BAŞLANGIÇ...

19 0 0
                                    

Uzun bir süre yaşadıklarını düşündü. Sevgilisinden ayrılmış ve birazda sinirlenmişti bu durumda.

Sanki bütün hücreleri işlevini durdurmuş, kendini hissetmiyordu. Sadece evinin en güzel ve en karanlık odasında, ayakta durmuş yanan tek bir mum ışığına bakıyordu.
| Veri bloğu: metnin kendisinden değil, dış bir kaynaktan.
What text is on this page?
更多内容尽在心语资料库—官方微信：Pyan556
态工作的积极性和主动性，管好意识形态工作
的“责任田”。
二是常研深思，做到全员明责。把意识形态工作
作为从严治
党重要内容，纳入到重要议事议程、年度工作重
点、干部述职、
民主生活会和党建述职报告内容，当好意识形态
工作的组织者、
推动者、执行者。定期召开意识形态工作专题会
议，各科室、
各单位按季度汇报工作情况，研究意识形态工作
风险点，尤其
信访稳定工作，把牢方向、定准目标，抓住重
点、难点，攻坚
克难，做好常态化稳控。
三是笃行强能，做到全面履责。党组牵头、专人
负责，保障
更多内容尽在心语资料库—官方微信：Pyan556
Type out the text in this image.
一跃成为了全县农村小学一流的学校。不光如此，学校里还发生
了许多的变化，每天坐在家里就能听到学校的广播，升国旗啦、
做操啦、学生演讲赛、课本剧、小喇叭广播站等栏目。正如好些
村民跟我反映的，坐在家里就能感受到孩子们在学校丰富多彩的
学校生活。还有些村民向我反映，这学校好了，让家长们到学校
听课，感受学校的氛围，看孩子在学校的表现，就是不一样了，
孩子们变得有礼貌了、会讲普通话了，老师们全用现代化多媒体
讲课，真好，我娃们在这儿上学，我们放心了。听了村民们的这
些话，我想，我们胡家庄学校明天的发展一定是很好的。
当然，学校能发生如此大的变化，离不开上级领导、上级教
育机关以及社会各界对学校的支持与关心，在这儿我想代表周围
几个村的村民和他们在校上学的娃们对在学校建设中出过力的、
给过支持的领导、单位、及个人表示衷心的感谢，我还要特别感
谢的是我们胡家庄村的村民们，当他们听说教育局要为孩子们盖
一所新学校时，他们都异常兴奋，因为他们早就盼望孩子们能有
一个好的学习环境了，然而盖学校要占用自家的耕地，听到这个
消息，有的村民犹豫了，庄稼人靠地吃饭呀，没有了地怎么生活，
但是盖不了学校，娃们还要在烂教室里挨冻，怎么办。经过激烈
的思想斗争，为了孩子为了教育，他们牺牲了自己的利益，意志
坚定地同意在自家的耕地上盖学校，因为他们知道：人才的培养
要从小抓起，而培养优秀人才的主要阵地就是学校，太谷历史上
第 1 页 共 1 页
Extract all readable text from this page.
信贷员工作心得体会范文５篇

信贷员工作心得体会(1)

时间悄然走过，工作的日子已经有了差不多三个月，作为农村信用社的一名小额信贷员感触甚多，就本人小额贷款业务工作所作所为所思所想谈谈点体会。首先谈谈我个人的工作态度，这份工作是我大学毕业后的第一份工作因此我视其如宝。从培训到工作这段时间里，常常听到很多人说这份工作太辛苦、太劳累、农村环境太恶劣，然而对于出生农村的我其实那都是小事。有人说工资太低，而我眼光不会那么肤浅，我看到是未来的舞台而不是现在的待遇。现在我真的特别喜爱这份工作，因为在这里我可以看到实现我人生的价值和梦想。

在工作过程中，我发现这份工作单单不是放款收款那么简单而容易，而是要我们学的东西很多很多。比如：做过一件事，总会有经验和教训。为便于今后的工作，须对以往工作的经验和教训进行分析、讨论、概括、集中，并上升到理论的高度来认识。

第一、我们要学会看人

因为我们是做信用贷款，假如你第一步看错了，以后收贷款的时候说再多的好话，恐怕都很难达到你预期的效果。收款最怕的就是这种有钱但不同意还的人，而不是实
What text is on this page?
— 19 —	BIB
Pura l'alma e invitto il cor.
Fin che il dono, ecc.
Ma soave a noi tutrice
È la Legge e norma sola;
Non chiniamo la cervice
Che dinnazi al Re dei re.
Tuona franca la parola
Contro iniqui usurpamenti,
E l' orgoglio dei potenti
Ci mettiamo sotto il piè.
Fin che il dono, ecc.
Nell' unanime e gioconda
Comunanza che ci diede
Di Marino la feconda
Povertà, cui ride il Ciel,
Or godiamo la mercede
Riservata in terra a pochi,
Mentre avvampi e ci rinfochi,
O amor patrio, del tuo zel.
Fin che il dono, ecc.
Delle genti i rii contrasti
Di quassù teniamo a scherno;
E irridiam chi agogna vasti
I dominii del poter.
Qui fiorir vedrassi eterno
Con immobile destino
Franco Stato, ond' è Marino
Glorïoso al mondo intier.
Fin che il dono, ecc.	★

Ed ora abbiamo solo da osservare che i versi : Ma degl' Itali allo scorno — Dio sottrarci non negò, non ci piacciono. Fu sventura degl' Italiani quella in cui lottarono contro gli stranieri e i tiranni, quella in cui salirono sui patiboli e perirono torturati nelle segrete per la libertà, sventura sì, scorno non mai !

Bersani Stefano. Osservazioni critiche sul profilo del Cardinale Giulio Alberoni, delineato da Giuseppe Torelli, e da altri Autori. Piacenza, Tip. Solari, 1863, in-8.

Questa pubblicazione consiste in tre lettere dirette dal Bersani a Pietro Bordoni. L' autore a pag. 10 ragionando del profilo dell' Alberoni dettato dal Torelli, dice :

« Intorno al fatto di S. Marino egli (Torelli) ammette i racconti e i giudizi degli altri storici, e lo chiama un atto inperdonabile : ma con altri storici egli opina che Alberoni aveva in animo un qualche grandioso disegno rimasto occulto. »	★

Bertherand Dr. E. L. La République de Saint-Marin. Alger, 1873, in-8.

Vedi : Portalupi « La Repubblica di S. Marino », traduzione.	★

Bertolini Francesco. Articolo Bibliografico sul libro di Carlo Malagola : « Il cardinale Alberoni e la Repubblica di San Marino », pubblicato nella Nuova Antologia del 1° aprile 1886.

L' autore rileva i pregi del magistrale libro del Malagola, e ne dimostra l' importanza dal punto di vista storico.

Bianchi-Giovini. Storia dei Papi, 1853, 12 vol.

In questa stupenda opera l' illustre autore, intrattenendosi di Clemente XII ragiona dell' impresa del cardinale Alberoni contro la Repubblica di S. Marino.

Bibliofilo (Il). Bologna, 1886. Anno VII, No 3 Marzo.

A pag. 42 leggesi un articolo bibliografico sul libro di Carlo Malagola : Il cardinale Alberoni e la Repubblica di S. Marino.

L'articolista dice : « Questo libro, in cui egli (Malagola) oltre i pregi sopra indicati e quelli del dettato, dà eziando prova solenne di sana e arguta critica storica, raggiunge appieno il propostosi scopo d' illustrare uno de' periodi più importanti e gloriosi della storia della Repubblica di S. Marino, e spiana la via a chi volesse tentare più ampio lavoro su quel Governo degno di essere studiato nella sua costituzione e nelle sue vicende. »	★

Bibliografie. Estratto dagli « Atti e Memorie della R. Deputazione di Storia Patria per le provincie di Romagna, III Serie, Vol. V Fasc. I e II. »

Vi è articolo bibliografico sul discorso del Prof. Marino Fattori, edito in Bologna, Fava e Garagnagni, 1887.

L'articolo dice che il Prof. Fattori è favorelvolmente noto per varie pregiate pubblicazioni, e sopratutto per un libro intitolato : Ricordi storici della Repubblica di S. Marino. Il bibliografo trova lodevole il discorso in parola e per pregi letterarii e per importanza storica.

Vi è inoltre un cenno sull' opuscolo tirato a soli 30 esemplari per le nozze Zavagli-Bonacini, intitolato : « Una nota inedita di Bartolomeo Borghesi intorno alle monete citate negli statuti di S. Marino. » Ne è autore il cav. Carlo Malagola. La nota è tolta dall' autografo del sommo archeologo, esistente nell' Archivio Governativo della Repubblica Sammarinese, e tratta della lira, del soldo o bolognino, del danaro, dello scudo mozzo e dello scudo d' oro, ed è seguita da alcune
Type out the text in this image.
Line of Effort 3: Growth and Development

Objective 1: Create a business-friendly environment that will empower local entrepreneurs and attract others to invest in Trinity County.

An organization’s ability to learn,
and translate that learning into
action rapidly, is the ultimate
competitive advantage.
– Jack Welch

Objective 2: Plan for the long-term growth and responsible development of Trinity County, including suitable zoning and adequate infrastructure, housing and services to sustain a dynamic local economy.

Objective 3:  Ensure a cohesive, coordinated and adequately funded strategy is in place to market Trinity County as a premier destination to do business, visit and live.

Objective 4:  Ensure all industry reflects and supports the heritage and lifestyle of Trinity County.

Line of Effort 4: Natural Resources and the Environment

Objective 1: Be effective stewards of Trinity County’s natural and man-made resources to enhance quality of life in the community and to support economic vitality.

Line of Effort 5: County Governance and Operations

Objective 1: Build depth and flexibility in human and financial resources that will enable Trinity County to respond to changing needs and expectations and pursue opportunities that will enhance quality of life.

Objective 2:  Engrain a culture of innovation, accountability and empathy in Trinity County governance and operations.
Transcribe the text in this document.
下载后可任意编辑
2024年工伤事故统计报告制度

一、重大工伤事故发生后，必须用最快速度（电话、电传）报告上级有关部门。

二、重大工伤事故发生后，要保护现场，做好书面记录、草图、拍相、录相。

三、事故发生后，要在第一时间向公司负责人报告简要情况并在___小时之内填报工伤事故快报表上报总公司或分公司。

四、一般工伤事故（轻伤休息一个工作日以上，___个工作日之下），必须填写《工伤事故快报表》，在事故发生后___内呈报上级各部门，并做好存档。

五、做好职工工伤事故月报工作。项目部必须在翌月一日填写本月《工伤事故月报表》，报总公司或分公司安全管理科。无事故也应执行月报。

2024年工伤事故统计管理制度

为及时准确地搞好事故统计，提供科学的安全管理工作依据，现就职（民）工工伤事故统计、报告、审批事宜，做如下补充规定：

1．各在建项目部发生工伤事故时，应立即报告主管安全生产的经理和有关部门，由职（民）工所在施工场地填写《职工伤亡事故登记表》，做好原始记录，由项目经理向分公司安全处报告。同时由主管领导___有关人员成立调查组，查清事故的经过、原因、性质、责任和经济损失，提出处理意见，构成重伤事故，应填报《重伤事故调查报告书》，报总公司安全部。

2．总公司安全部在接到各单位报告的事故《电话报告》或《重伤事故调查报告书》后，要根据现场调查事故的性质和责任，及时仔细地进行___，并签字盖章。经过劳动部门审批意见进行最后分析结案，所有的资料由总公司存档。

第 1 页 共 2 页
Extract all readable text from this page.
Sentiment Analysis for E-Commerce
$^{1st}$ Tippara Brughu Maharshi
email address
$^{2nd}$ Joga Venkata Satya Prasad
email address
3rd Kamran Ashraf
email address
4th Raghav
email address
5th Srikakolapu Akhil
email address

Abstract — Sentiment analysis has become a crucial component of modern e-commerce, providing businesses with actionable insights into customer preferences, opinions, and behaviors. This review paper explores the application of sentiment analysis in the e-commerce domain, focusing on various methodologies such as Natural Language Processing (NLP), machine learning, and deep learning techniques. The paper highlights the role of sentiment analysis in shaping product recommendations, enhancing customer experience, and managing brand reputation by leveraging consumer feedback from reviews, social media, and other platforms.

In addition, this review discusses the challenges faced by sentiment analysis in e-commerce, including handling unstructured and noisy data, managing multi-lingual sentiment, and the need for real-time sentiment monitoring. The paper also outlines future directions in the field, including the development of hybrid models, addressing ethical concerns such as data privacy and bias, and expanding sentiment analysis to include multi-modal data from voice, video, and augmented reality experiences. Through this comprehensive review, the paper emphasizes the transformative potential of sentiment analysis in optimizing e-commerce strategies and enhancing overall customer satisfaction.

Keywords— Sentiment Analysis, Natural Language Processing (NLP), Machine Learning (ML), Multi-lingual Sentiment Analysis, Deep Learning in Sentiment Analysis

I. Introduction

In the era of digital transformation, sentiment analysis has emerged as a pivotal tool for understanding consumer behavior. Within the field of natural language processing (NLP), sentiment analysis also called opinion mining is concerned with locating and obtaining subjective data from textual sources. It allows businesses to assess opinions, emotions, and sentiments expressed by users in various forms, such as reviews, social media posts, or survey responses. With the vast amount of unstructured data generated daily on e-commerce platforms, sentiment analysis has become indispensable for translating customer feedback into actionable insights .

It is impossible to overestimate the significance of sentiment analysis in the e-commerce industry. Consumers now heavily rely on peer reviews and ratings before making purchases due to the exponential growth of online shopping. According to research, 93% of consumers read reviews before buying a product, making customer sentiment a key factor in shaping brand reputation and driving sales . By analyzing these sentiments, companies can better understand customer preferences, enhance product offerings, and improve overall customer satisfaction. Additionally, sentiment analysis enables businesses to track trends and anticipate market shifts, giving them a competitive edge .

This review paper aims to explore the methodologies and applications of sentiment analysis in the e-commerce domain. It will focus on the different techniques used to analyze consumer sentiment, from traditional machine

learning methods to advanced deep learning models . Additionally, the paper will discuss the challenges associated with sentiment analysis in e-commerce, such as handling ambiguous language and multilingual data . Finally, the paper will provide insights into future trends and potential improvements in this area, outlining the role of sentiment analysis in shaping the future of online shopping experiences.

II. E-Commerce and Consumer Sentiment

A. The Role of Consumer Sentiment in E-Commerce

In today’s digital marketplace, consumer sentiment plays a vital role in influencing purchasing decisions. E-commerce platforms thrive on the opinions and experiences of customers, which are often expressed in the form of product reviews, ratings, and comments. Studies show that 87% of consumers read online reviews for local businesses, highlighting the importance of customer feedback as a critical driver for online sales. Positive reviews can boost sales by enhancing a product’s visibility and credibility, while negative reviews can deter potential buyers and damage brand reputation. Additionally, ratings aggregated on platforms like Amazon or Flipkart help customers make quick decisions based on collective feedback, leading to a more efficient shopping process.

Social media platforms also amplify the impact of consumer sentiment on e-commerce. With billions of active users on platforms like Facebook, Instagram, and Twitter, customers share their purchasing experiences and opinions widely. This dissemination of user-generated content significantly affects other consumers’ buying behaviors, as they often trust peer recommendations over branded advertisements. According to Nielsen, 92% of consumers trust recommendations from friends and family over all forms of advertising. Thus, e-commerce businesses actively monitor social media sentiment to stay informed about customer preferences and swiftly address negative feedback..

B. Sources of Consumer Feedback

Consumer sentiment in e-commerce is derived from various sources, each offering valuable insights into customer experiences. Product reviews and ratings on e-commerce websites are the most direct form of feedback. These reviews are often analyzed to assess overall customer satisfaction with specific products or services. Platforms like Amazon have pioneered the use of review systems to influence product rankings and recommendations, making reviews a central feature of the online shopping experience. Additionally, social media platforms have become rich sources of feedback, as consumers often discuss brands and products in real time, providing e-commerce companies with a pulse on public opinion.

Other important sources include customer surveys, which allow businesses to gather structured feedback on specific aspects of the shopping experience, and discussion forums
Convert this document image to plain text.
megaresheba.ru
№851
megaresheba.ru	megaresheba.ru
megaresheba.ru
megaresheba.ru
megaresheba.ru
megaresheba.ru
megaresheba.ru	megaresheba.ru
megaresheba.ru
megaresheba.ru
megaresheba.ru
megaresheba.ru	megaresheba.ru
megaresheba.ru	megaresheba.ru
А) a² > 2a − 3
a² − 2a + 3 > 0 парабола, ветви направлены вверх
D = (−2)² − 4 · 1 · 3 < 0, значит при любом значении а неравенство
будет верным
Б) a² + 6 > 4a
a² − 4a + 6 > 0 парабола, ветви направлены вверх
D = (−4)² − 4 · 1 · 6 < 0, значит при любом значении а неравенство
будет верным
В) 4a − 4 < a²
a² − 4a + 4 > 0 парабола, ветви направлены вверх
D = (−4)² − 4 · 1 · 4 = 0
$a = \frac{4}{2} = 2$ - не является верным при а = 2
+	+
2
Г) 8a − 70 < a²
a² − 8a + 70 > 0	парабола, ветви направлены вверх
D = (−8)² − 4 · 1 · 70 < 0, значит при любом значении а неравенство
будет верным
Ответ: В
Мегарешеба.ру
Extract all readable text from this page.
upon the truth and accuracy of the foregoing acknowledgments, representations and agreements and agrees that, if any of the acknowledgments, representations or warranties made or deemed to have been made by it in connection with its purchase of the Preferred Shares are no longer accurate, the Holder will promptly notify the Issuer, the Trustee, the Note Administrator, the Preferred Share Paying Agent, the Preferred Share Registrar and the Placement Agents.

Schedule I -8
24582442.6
Düşündü, düşündü, düşündü...

Ne yapacağını veya ne yapması gerektiğini bilmiyordu. Tek bildiği bir şeyler yapıp kafa dağıtmaktı.

Nasıl yapacaktı ki‽

Sevdiği onu harlı bir alevin içine atmış ve başka bir kadınla gitmişti. Arkasına bile bakmadan.

Unutmaya çalışıyordu. Gördüklerini ve duyduklarını hatta ve hatta bildiklerini. Ama anladı ki asla unutamayacak. Bir ömür boyu bu lanet olasıca gün peşinden gelecek.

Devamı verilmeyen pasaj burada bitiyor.